Spettacolo e Cultura
Il Ligabue di Roccalumera
“Con piena e perfetta coscienza, posso, solamente, affermare quanto appresso: i disegni del roccalumerese don Salvatore Cascio sono schizzi, a matita e penna, e non in tutto completi e perfetti: appena appena abbozzati, e sono fatti, con prontezza e abilità di mano, tutt’in una volta, nello spazio di pochi minuti secondi, e senza alcuna preparazione, e senza alcuna fatica.” A scrivere quanto sopra è don Angelo Cascio, il (colto) padre di Salvatore, nel libro “… e mi viene l’estro di scrivere immagini”.
Ma, prima di narrarvi il nostro artista, vorrei accennare chi era Antonio Ligabue: nasceva a Zurigo in Svizzera il 18 dicembre 1899. Non aveva bisogno di modelli e dipingeva attingendo le immagini dalla propria non comune memoria visiva: tutto ciò che cadeva sotto i suoi occhi veniva registrato, rielaborato e riutilizzato all’occorrenza per creare scene dal forte potere evocativo. I ricordi dell’infanzia, i paesaggi, gli episodi quotidiani, i film, le cartoline, i libri divenivano parte del suo patrimonio iconografico.
Sfogliamo adesso le pagine del libro di cui sopra: effettivamente, gli schizzi realizzati da Salvatore Cascio possono definirsi “fotografie di vita nella mente”, le quali immortalano la vita comune, i personaggi, scene agresti come gli animali, il focolare familiare. Colpisce lo zappatore, il carrettiere, il pastore intento a fare la ricotta, e non ultimo Saru, personaggio particolare ed indimenticabile ormai scomparso, che Cascio ricorda per averlo conosciuto di persona. Sant’Antonio di Padova, circondato dagli animali quasi stesse parlando con loro. Il toro nella stalla dove vi sono anche gallo e galline, la mucca e la capra. Altra immagine: i frati che vanno verso il maiale per macellarlo con il coltello in mano.
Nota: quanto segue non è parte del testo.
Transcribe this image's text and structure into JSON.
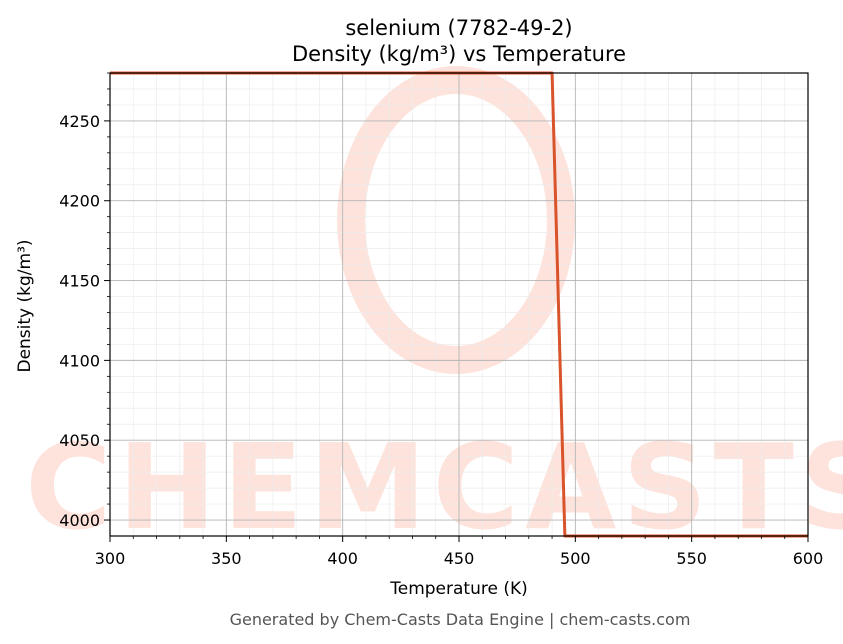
{
  "chart_data": {
    "type": "line",
    "title": "selenium (7782-49-2)",
    "subtitle": "Density (kg/m³) vs Temperature",
    "xlabel": "Temperature (K)",
    "ylabel": "Density (kg/m³)",
    "xlim": [
      300,
      600
    ],
    "ylim": [
      3990,
      4280
    ],
    "xticks": [
      300,
      350,
      400,
      450,
      500,
      550,
      600
    ],
    "yticks": [
      4000,
      4050,
      4100,
      4150,
      4200,
      4250
    ],
    "grid": true,
    "series": [
      {
        "color": "#d9532b",
        "x": [
          300,
          490,
          495.5,
          600
        ],
        "y": [
          4280,
          4280,
          3990,
          3990
        ]
      }
    ]
  },
  "watermark": {
    "text": "CHEMCASTS",
    "color": "#fde3dc"
  },
  "footer": "Generated by Chem-Casts Data Engine | chem-casts.com"
}
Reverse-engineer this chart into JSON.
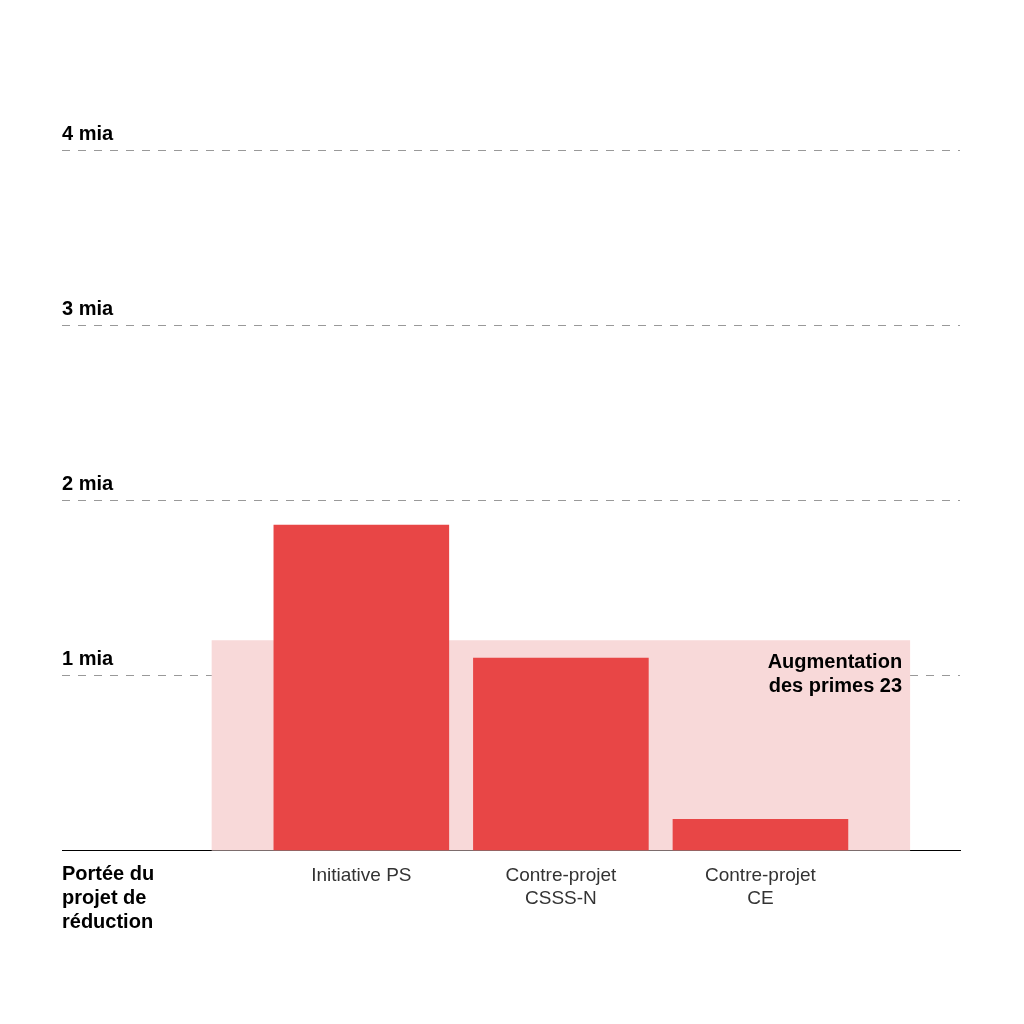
{
  "chart_data": {
    "type": "bar",
    "xlabel": "Portée du projet de réduction",
    "categories": [
      "Initiative PS",
      "Contre-projet CSSS-N",
      "Contre-projet CE"
    ],
    "values": [
      1.86,
      1.1,
      0.18
    ],
    "color": "#e84646",
    "ylim": [
      0,
      4
    ],
    "yticks": [
      {
        "value": 1,
        "label": "1 mia"
      },
      {
        "value": 2,
        "label": "2 mia"
      },
      {
        "value": 3,
        "label": "3 mia"
      },
      {
        "value": 4,
        "label": "4 mia"
      }
    ],
    "grid": "y",
    "bands": [
      {
        "axis": "y",
        "from": 0,
        "to": 1.2,
        "label": "Augmentation des primes 23",
        "color": "#f8d9d9"
      }
    ]
  }
}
Cascio curiosava anni fa, scrutando il vicino macello comunale e alcune scene gli saranno rimaste impresse nella mente.
Ecco perché, rimango ammirato ed emozionato del fatto che il nostro artista, non solo sia capace di riprodurre tratti essenziali ma inequivocabili di vita e persone vissute, ma che, con immediatezza e maestria li sappia estrarre direttamente dalla propria memoria, tali e quali. È certo un modo di raccontare, come già fece con l’intera storia del Pinocchio di Collodi anni fa, utilizzando immagini in vece di parole o versi poetici. Ancora complimenti!